Synopsis
Gavin Rae offers an original approach to sovereign violence by looking at a wide range of thinkers, which he organises into three models. Benjamin, Schmitt, Arendt, Deleuze and Guattari form the radical-juridical perspective; Foucault and Agamben the biopolitical; Derrida the bio-juridical – which Rae argues produces the most nuanced account. Rae engages with new translations of 'The Beast and the Sovereign' and 'The Death Penalty' to show that Derrida offers a radical and alternative angle in which violence is placed between law and life, simultaneously creating and regulating each through the other.
About the Author
Gavin Rae is Associate Professor (accredited to Professor) in the Department of Logic and Theoretical Philosophy at the Universidad Complutense de Madrid, Spain.
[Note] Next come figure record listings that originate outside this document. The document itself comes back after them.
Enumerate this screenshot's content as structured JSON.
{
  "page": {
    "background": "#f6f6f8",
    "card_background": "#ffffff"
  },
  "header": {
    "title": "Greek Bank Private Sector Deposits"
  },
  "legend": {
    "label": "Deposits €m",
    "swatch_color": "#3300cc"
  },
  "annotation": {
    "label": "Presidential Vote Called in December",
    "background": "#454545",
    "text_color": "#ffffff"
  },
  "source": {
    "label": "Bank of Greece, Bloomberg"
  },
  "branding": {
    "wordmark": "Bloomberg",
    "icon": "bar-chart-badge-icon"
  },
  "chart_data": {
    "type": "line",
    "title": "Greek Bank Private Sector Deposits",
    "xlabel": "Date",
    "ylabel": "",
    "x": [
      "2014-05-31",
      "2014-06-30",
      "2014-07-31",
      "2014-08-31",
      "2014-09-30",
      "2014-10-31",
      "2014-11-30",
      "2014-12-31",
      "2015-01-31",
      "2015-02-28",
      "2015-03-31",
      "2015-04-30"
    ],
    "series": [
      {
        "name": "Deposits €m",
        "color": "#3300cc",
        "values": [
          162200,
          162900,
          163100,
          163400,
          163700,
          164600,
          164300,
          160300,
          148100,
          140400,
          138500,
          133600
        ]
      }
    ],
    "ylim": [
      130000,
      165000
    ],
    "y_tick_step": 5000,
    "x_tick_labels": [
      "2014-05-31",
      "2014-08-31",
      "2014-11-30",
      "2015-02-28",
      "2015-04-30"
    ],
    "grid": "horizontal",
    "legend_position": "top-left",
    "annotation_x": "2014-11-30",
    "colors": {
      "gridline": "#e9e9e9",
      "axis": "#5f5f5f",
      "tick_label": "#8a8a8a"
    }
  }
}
His research interests lie in nineteenth and twentieth century European philosophy, where he works at the intersection of socio-political philosophy, psychoanalytic theory, ontology, and ethics. Besides over sixty published articles and book chapters, he is the author of eight monographs, the most recent of which are The Politics of Reason: A Postfoundational Approach (Edinburgh University Press, 2026), Questioning Sexuality: From Psychoanalysis to Gender Theory and Beyond (Edinburgh University Press, 2024), and Poststructuralist Agency: The Subject in Twentieth Century Theory (Edinburgh University Press, 2020). He has also co-edited six volumes, the most recent of which are Subjective Agency and Poststructuralism (Routledge, 2025―with Cillian Ó Fathaigh), Philosophy across Borders (Routledge, 2025―with Emma Ingala), and Historical Traces and Future Pathways of Poststructuralism: Aesthetics, Ethics, Politics (Routledge, 2021―with Emma Ingala).